These changes present several new challenges to those who manage third-party risk programmes. Traditional approaches are insufficient to address these new challenges. Therefore, third-party risk management teams now also need to:

  1. Understand risks across a company’s entire portfolio of third parties.
  2.  Centralise oversight of a previously fragmented third-party risk management programme.
  3. Strengthen the reporting capabilities of the company’s third-party risk management programme.
  4.  Reduce the administrative overhead needed to run a third-party risk management programme.
  5. Identify and understand in as close to real-time as possible any new risk events related to onboarded third parties.
  6. Provide a clear audit trail for any onboarded third party.

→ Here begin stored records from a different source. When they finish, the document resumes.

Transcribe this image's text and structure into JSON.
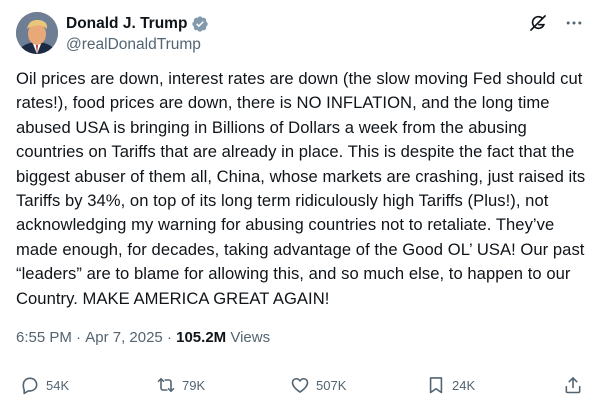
{
  "author": {
    "name": "Donald J. Trump",
    "handle": "@realDonaldTrump",
    "verified": true,
    "verified_color": "#829aab"
  },
  "tweet": {
    "text": "Oil prices are down, interest rates are down (the slow moving Fed should cut rates!), food prices are down, there is NO INFLATION, and the long time abused USA is bringing in Billions of Dollars a week from the abusing countries on Tariffs that are already in place. This is despite the fact that the biggest abuser of them all, China, whose markets are crashing, just raised its Tariffs by 34%, on top of its long term ridiculously high Tariffs (Plus!), not acknowledging my warning for abusing countries not to retaliate. They’ve made enough, for decades, taking advantage of the Good OL’ USA! Our past “leaders” are to blame for allowing this, and so much else, to happen to our Country. MAKE AMERICA GREAT AGAIN!"
  },
  "meta": {
    "time": "6:55 PM",
    "separator1": " · ",
    "date": "Apr 7, 2025",
    "separator2": " · ",
    "views_count": "105.2M",
    "views_label": " Views"
  },
  "actions": {
    "replies": "54K",
    "reposts": "79K",
    "likes": "507K",
    "bookmarks": "24K"
  },
  "icons": {
    "grok": "grok-icon",
    "more": "more-icon",
    "reply": "reply-icon",
    "repost": "repost-icon",
    "like": "like-icon",
    "bookmark": "bookmark-icon",
    "share": "share-icon"
  },
  "colors": {
    "text": "#0f1419",
    "secondary": "#536471"
  }
}
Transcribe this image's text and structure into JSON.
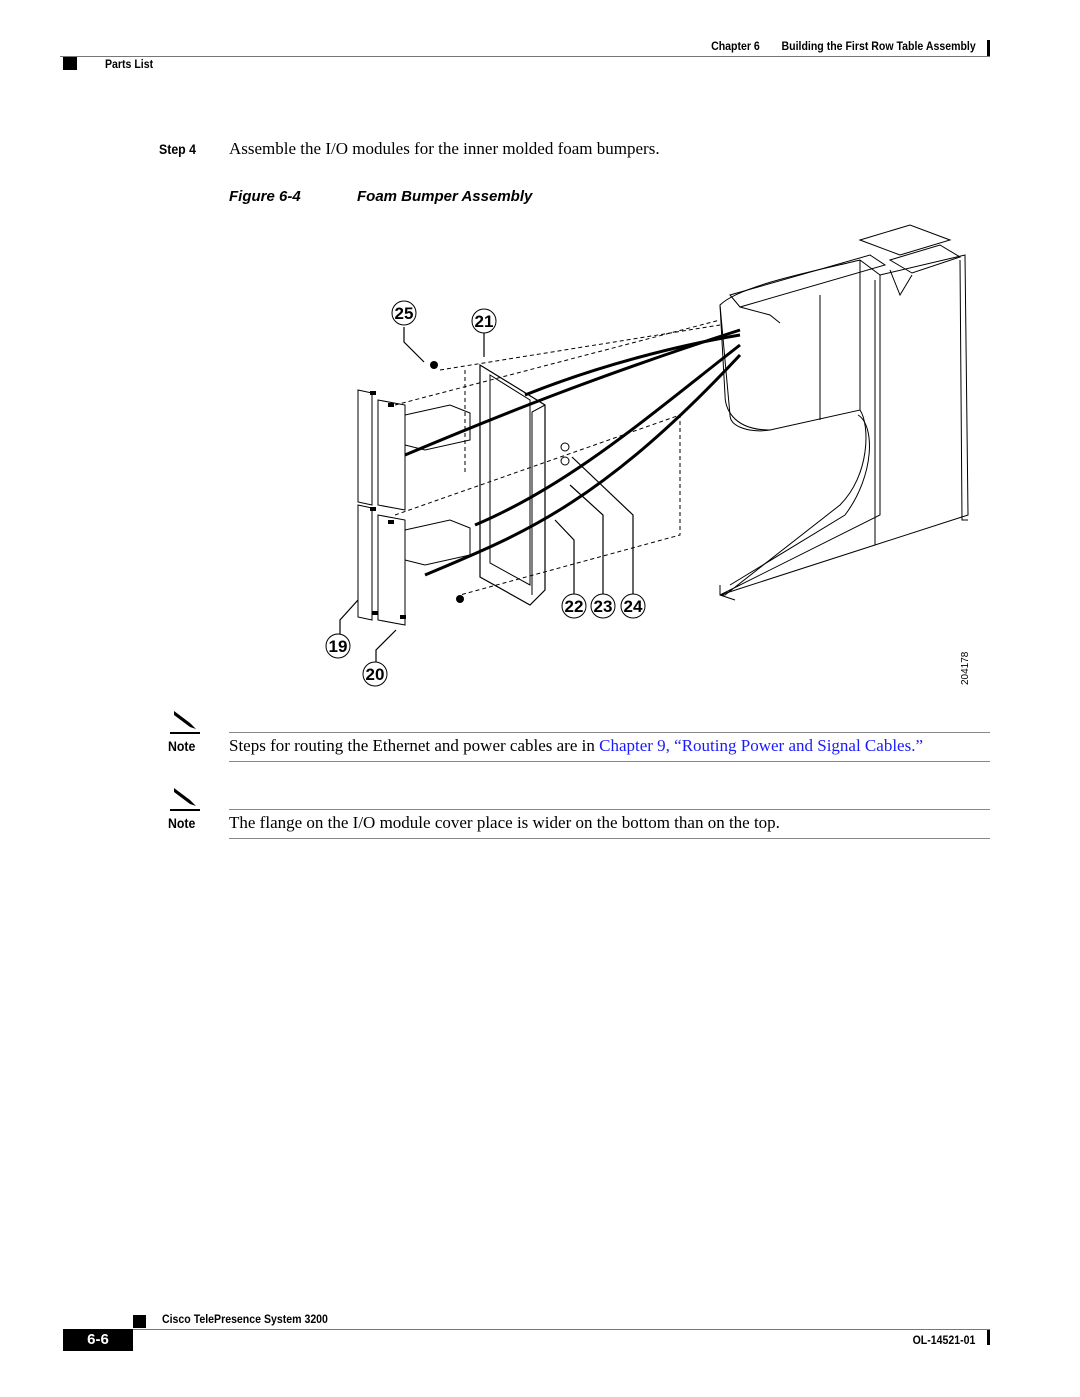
{
  "header": {
    "chapter": "Chapter 6",
    "chapter_title": "Building the First Row Table Assembly",
    "section": "Parts List"
  },
  "step": {
    "label": "Step 4",
    "text": "Assemble the I/O modules for the inner molded foam bumpers."
  },
  "figure": {
    "number": "Figure 6-4",
    "title": "Foam Bumper Assembly",
    "callouts": [
      "25",
      "21",
      "22",
      "23",
      "24",
      "19",
      "20"
    ],
    "art_id": "204178"
  },
  "notes": [
    {
      "label": "Note",
      "icon": "pencil-note-icon",
      "text": "Steps for routing the Ethernet and power cables are in ",
      "link": "Chapter 9, “Routing Power and Signal Cables.”"
    },
    {
      "label": "Note",
      "icon": "pencil-note-icon",
      "text": "The flange on the I/O module cover place is wider on the bottom than on the top."
    }
  ],
  "footer": {
    "product": "Cisco TelePresence System 3200",
    "page": "6-6",
    "doc_id": "OL-14521-01"
  },
  "colors": {
    "link": "#1a1aff"
  }
}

Benefits of third-party onboarding tools

A third-party onboarding tool can increasingly serve as a key component of a holistic third-party risk management programme and can help companies address the challenges, ranging from ensuring a consistent programme to providing a clear audit trail on decisions made. As such, it can provide companies with the following benefits:

  • Implement a consistent third-party onboarding programme for the entire company.
  •  Ensure a risk-based programme across the entire third-party life cycle.
  • Obtain a company-wide view of third-party risks.
  • Reduce the administrative burden required to manage a third-party risk management programme.
  • Reduce the risk of human errors due to automation.
  • Ensure a clear record of any actions taken or decisions made regarding a third party.
  • Obtain in-depth data and reports about a third-party risk management programme.